Doch niemand hat jemals etwas verraten und so überlebten der Schneider und die vier Mädchen. Der Vater starb nach dem Krieg auf Erikoussa und wurde dort begraben. Jahre später wurden seine Gebeine von Verwandten abgeholt. Zwei seiner Töchter hielten den Kontakt zu Erikoussa, die anderen beiden verließen die Insel und versuchten, ihre Geschichte zu vergessen. Und so geriet die Familie Savvas nach und nach in Vergessenheit, genauso wie die mutigen Menschen, die Ihnen geholfen hatten.

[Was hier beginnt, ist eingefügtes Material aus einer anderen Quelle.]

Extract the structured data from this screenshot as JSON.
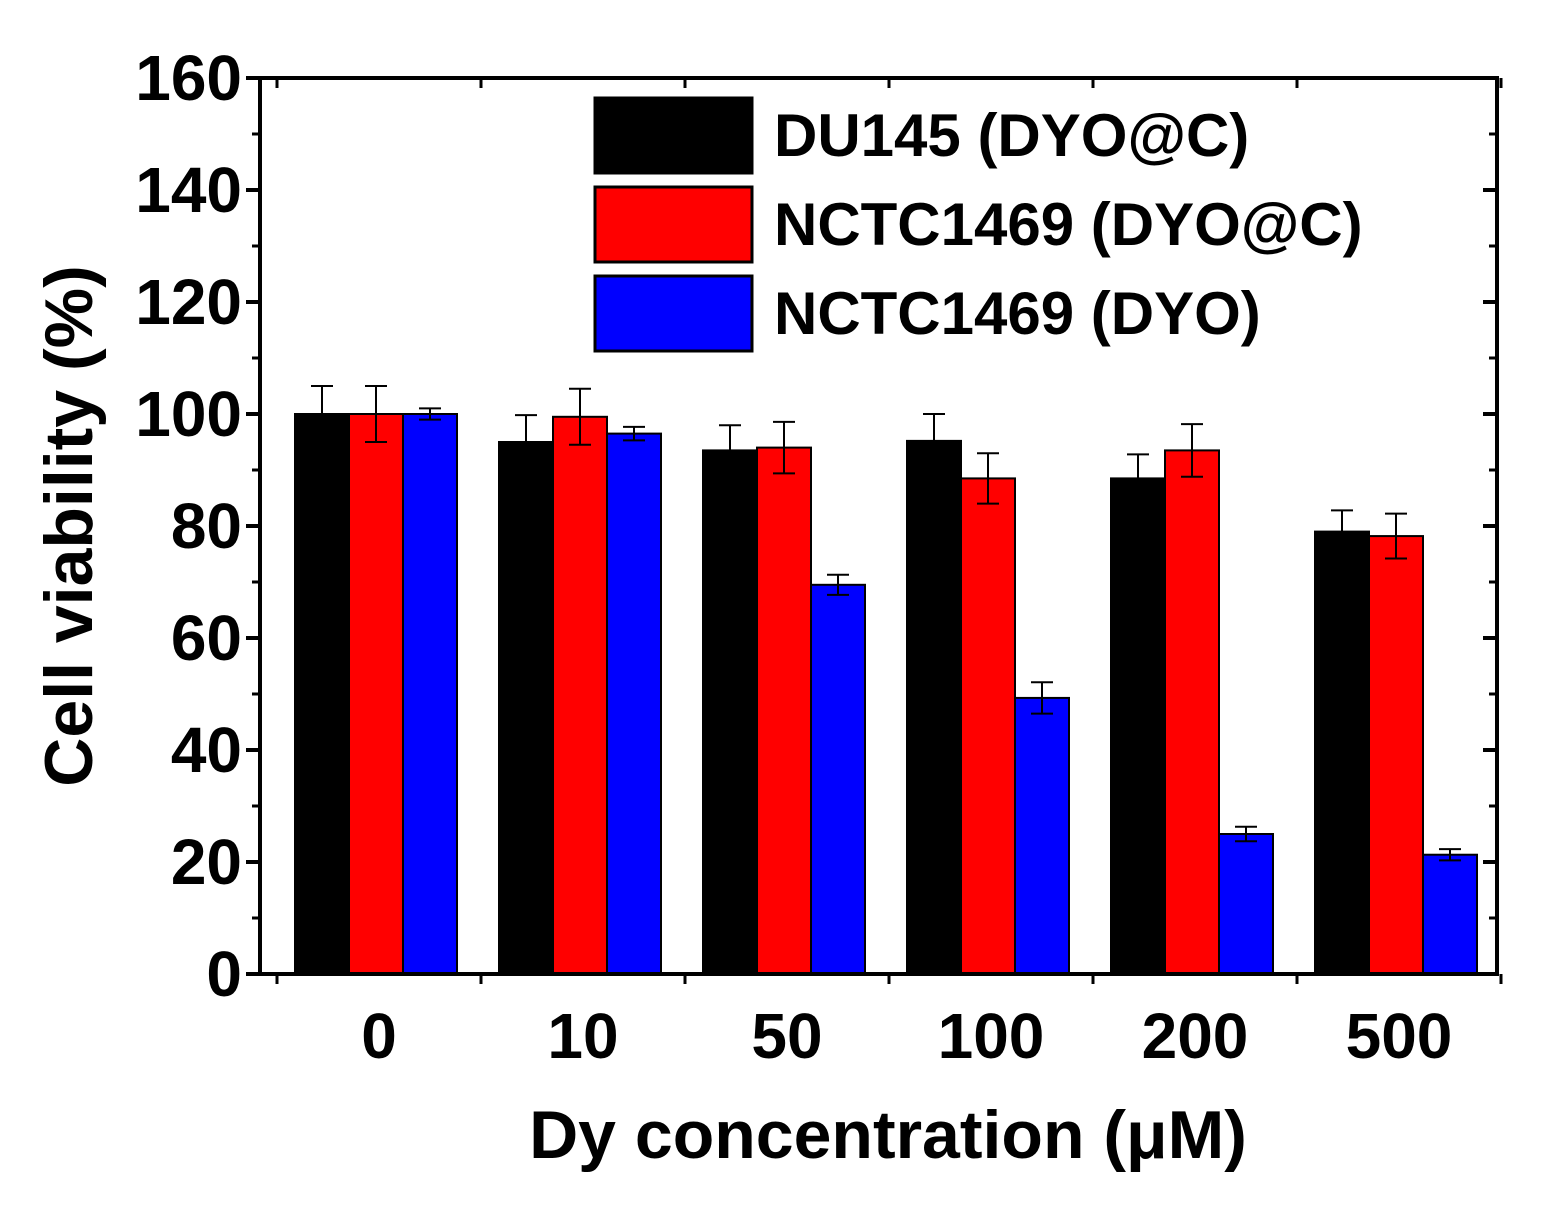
{
  "chart_data": {
    "type": "bar",
    "title": "",
    "xlabel": "Dy concentration (μM)",
    "ylabel": "Cell viability (%)",
    "ylim": [
      0,
      160
    ],
    "yticks": [
      0,
      20,
      40,
      60,
      80,
      100,
      120,
      140,
      160
    ],
    "categories": [
      "0",
      "10",
      "50",
      "100",
      "200",
      "500"
    ],
    "series": [
      {
        "name": "DU145 (DYO@C)",
        "color": "#000000",
        "values": [
          100,
          95,
          93.5,
          95.2,
          88.5,
          79
        ],
        "errors": [
          5,
          4.8,
          4.5,
          4.8,
          4.3,
          3.8
        ]
      },
      {
        "name": "NCTC1469 (DYO@C)",
        "color": "#ff0000",
        "values": [
          100,
          99.5,
          94,
          88.5,
          93.5,
          78.2
        ],
        "errors": [
          5,
          5,
          4.6,
          4.5,
          4.7,
          4
        ]
      },
      {
        "name": "NCTC1469 (DYO)",
        "color": "#0000ff",
        "values": [
          100,
          96.5,
          69.5,
          49.3,
          25,
          21.3
        ],
        "errors": [
          1,
          1.2,
          1.8,
          2.8,
          1.3,
          1
        ]
      }
    ],
    "legend_position": "top-right",
    "grid": false
  }
}
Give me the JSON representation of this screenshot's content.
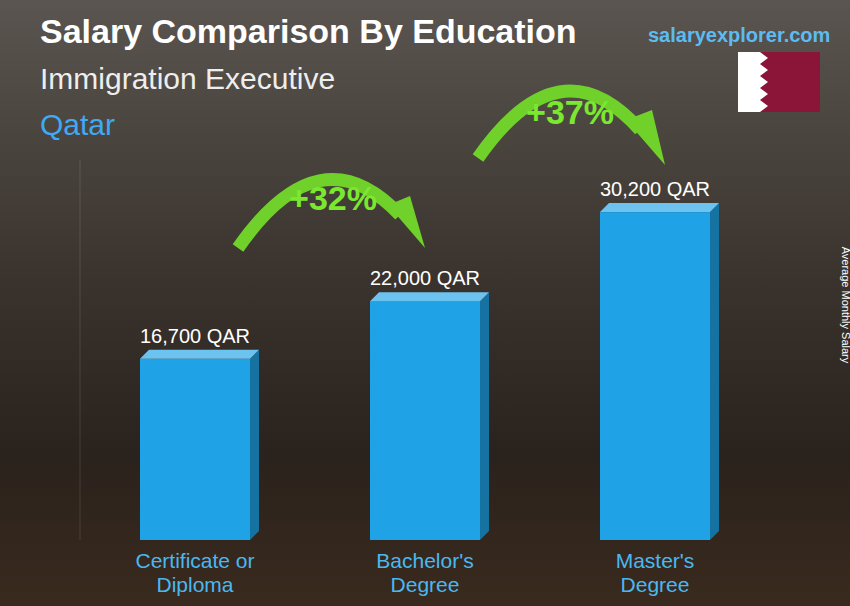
{
  "chart_data": {
    "type": "bar",
    "title": "Salary Comparison By Education",
    "subtitle": "Immigration Executive",
    "location": "Qatar",
    "source": "salaryexplorer.com",
    "y_label": "Average Monthly Salary",
    "categories": [
      "Certificate or Diploma",
      "Bachelor's Degree",
      "Master's Degree"
    ],
    "values": [
      16700,
      22000,
      30200
    ],
    "value_labels": [
      "16,700 QAR",
      "22,000 QAR",
      "30,200 QAR"
    ],
    "annotations": [
      "+32%",
      "+37%"
    ],
    "color": "#1fa3e6",
    "ylim": [
      0,
      35000
    ],
    "data_labels": true,
    "tick_labels": "x",
    "grid": false
  }
}
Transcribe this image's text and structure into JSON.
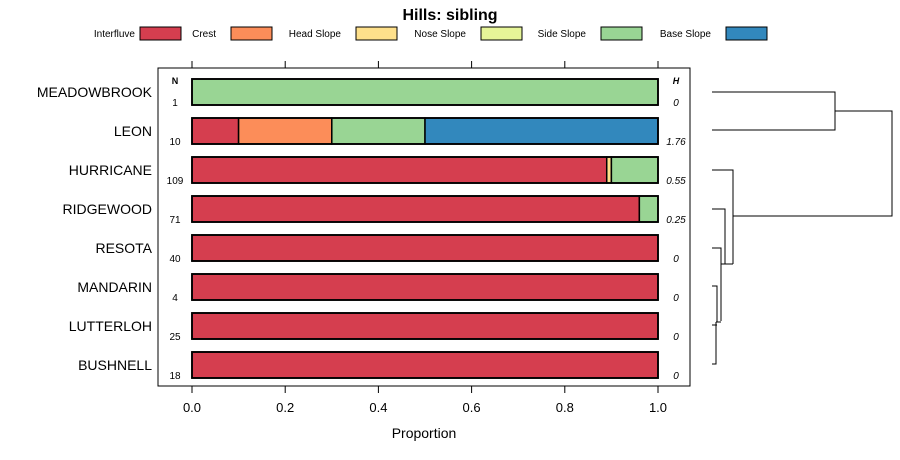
{
  "chart_data": {
    "type": "bar",
    "title": "Hills: sibling",
    "xlabel": "Proportion",
    "xlim": [
      0,
      1
    ],
    "x_ticks": [
      0,
      0.2,
      0.4,
      0.6,
      0.8,
      1
    ],
    "x_tick_labels": [
      "0.0",
      "0.2",
      "0.4",
      "0.6",
      "0.8",
      "1.0"
    ],
    "n_header": "N",
    "h_header": "H",
    "legend": [
      {
        "name": "Interfluve",
        "color": "#d53e4f"
      },
      {
        "name": "Crest",
        "color": "#fc8d59"
      },
      {
        "name": "Head Slope",
        "color": "#fee08b"
      },
      {
        "name": "Nose Slope",
        "color": "#e6f598"
      },
      {
        "name": "Side Slope",
        "color": "#99d594"
      },
      {
        "name": "Base Slope",
        "color": "#3288bd"
      }
    ],
    "categories": [
      "MEADOWBROOK",
      "LEON",
      "HURRICANE",
      "RIDGEWOOD",
      "RESOTA",
      "MANDARIN",
      "LUTTERLOH",
      "BUSHNELL"
    ],
    "n": [
      "1",
      "10",
      "109",
      "71",
      "40",
      "4",
      "25",
      "18"
    ],
    "h": [
      "0",
      "1.76",
      "0.55",
      "0.25",
      "0",
      "0",
      "0",
      "0"
    ],
    "series": [
      {
        "name": "Interfluve",
        "values": [
          0,
          0.1,
          0.89,
          0.96,
          1,
          1,
          1,
          1
        ]
      },
      {
        "name": "Crest",
        "values": [
          0,
          0.2,
          0,
          0,
          0,
          0,
          0,
          0
        ]
      },
      {
        "name": "Head Slope",
        "values": [
          0,
          0,
          0.01,
          0,
          0,
          0,
          0,
          0
        ]
      },
      {
        "name": "Nose Slope",
        "values": [
          0,
          0,
          0,
          0,
          0,
          0,
          0,
          0
        ]
      },
      {
        "name": "Side Slope",
        "values": [
          1,
          0.2,
          0.1,
          0.04,
          0,
          0,
          0,
          0
        ]
      },
      {
        "name": "Base Slope",
        "values": [
          0,
          0.5,
          0,
          0,
          0,
          0,
          0,
          0
        ]
      }
    ]
  }
}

Bis die griechisch-amerikanische Schriftstellerin und Fernsehmoderatorin Yvette Manesis, deren Großmutter mit der Familie Savvas befreundet war, sie wieder aufrollte. Sie hat die Erinnerungen ihrer Großmutter in ihrem Buch „Das Flüstern der Zypressen“ festgehalten, das mittlerweile in 14 Sprachen übersetzt worden ist.
(1) Der Raoul Wallenberg Award wird an Personen, Organisationen oder Institutionen vergeben, die außergewöhnliche Beiträge im Bereich der Menschenrechte und der Überwindung menschlichen Leides geleistet haben. Der Preis ist benannt nach Raoul Wallenberg, der als schwedischer Diplomat in Budapest von 1944 bis 1945 Tausende von Juden vor der Deportation rettete.